While polls point to another hung Parliament in Turkey, there are signs politicians would be more willing to form a coalition this time, the first since President Recep Tayyip Erdogan's Justice and Development Party (AKP) swept to power in 2002. Here are some possible outcomes for the vote and implications for the nation's US$800 billion (S$1.1 trillion) economy:
SCENARIO ONE: AKP majority
AKP wins at least 276 seats in Parliament, eliminating the risk of another vote and averting coalition talks. This would be the best outcome for investors in the short term because it would "immediately eliminate some of the question marks that markets desperately want to avoid", said Mr Inan Demir, the chief economist at Finansbank AS in Istanbul.

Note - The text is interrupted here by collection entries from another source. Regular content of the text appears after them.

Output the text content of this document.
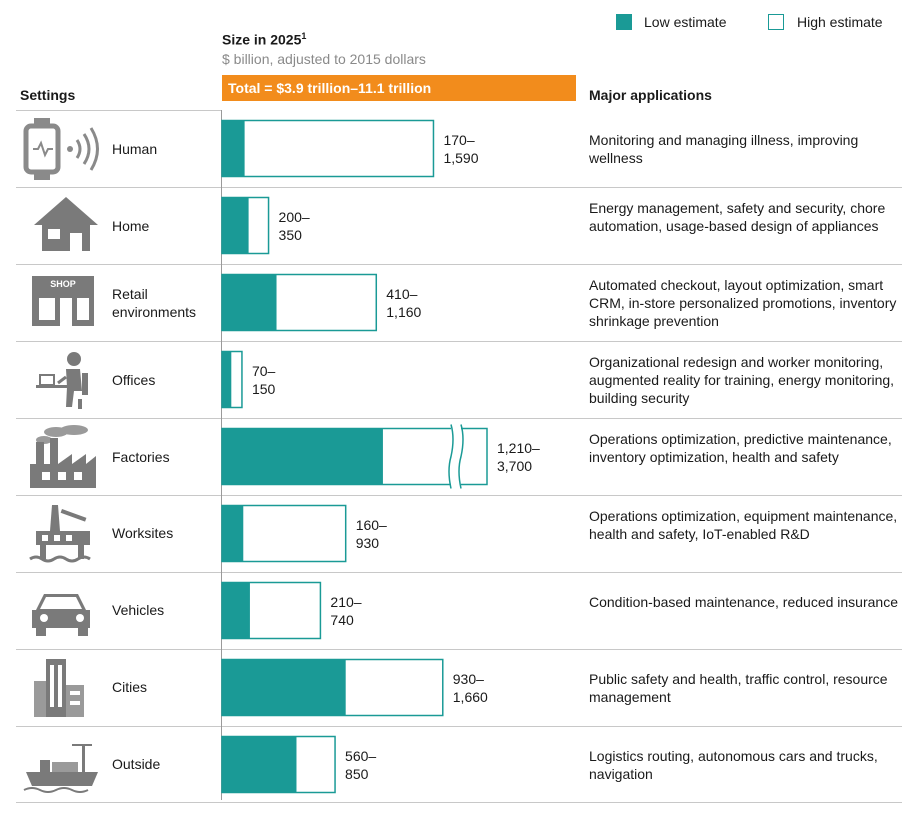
Low estimate	High estimate
Size in 2025$^1$
$ billion, adjusted to 2015 dollars
Total = $3.9 trillion–11.1 trillion
Settings	Major applications
SHOP
Human
Home
Retail
environments
Offices
Factories
Worksites
Vehicles
Cities
Outside
170–
1,590
200–
350
410–
1,160
70–
150
1,210–
3,700
160–
930
210–
740
930–
1,660
560–
850
Monitoring and managing illness, improving wellness
Energy management, safety and security, chore automation, usage-based design of appliances
Automated checkout, layout optimization, smart CRM, in-store personalized promotions, inventory shrinkage prevention
Organizational redesign and worker monitoring, augmented reality for training, energy monitoring, building security
Operations optimization, predictive maintenance, inventory optimization, health and safety
Operations optimization, equipment maintenance, health and safety, IoT-enabled R&D
Condition-based maintenance, reduced insurance
Public safety and health, traffic control, resource management
Logistics routing, autonomous cars and trucks, navigation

A single-party victory may reignite the debate over Constitutional changes sought by the AKP that would lead to a government run by the president. If the AKP wins at least 330 seats in Parliament, it can call a referendum on the matter.

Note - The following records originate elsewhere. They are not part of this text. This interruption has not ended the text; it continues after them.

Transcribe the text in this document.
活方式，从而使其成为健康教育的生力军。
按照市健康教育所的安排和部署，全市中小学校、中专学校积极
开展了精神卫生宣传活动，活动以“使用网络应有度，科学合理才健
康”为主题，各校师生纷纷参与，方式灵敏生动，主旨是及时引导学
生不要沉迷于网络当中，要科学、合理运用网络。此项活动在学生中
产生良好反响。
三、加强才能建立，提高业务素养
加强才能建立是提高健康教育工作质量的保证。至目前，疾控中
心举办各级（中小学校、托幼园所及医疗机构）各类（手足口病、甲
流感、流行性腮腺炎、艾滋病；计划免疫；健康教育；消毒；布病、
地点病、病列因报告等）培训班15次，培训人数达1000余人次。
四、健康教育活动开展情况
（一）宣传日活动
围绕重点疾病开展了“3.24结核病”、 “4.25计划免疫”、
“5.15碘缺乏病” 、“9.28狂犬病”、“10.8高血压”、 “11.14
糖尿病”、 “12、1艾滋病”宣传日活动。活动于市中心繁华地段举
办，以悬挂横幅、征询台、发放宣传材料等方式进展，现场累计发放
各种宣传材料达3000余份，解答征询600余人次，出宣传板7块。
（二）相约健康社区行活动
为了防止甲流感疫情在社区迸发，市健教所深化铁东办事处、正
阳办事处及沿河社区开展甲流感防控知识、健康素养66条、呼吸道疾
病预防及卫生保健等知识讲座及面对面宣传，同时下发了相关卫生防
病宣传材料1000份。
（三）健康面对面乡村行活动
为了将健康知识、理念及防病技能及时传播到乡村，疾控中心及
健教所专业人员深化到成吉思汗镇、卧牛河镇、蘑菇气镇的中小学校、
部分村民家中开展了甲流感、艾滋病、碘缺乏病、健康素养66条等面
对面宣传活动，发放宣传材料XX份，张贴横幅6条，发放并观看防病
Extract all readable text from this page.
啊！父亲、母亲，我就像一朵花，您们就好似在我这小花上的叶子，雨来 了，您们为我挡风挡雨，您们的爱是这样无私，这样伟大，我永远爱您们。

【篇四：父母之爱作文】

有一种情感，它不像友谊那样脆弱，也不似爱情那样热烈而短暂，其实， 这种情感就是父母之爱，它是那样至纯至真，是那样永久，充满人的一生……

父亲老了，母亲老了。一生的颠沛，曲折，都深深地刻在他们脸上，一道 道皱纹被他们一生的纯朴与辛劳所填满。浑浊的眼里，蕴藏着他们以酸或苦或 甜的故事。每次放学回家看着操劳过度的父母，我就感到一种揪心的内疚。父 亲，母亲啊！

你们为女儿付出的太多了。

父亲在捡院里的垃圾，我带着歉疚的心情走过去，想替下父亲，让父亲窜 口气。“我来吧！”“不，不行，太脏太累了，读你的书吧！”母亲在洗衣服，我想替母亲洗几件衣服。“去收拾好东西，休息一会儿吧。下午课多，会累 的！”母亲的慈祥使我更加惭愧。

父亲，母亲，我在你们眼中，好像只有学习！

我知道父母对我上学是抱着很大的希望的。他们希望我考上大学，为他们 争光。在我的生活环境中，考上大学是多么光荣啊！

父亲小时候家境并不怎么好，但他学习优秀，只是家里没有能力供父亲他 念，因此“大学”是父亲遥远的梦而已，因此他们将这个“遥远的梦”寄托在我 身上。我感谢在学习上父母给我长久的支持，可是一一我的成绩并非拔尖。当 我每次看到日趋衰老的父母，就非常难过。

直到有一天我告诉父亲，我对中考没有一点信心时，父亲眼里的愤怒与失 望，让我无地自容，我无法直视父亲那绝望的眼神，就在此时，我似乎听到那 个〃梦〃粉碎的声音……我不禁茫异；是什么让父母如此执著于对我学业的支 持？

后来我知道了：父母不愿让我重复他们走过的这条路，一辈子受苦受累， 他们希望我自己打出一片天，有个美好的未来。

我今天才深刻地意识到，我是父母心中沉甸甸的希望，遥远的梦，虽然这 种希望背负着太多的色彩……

SCENARIO TWO: Hung Parliament and coalition
If no party gets a majority, a new Parliament would convene within five days and elect a speaker. Mr Erdogan would then task someone from Parliament with forming a coalition government, a process that can take up to 45 days.

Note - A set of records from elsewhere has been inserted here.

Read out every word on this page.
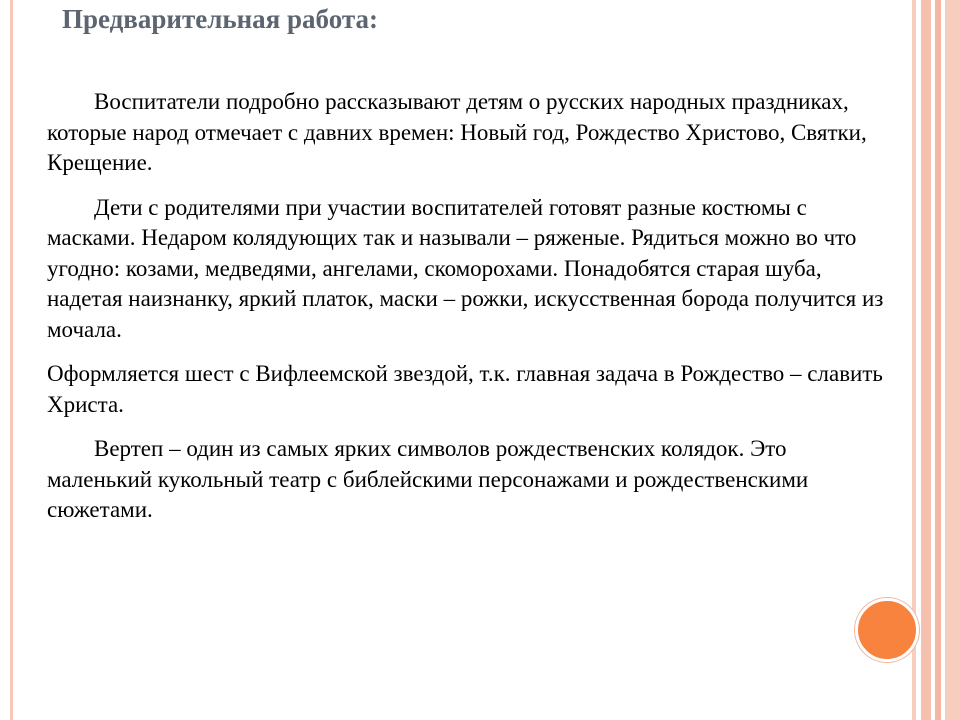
Предварительная работа:

Воспитатели подробно рассказывают детям о русских народных праздниках, которые народ отмечает с давних времен: Новый год, Рождество Христово, Святки, Крещение.

Дети с родителями при участии воспитателей готовят разные костюмы с масками. Недаром колядующих так и называли – ряженые. Рядиться можно во что угодно: козами, медведями, ангелами, скоморохами. Понадобятся старая шуба, надетая наизнанку, яркий платок, маски – рожки, искусственная борода получится из мочала.

Оформляется шест с Вифлеемской звездой, т.к. главная задача в Рождество – славить Христа.

Вертеп – один из самых ярких символов рождественских колядок. Это маленький кукольный театр с библейскими персонажами и рождественскими сюжетами.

Polls show this is the probable result. Indications that the AKP and the opposition Republican People's Party (CHP) would be more willing to form a coalition this time around have increased investor confidence.
Prime Minister Ahmet Davutoglu said on Tuesday the AKP would be open to a coalition if his party doesn't get the majority he expects.
The same day, CHP head Kemal Kilicdaroglu said it is incumbent on politicians to work together on a solution if no party wins.
SCENARIO THREE: Hung Parliament and another election
While the AKP may win a single party majority, if it falls short by a narrow margin, the party may want to hold another vote or form a minority government, according to Mr Ozgur Altug, chief economist at BGC Partners in Istanbul.
Market volatility under this scenario "is likely to remain high", leading to a steep decline in the lira and higher interest rates, he said.
Failed coalition talks "would be a disaster because the parties now have the electorate's mandate to cooperate", said Mr Tatha Ghose, an emerging-market economist at Commerzbank AG in London.
"If they still cannot do so and waste more time and resources to repeatedly hold elections, then the system will be viewed as broken."
SCENARIO FOUR: Peoples' Democratic Party (HDP) below the electoral threshold
Investors are wary of the potential for violence should the pro-Kurdish HDP fail to win the 10 per cent of the vote it needs to gain Parliamentary representation.
The peace process between the government and the Kurdistan Workers' Party (PKK) ended after the June election, which gave the HDP Parliamentary representation for the first time. Since then, violence has intensified, especially in the predominantly Kurdish south-east.
While unlikely, this would be the "worst outcome," according to Mr Ilan Solot, an emerging-market currency strategist at Brown Brothers Harriman in London. It would have a big impact on Turkish markets by raising the risk of "a situation of constant civil unrest", he said.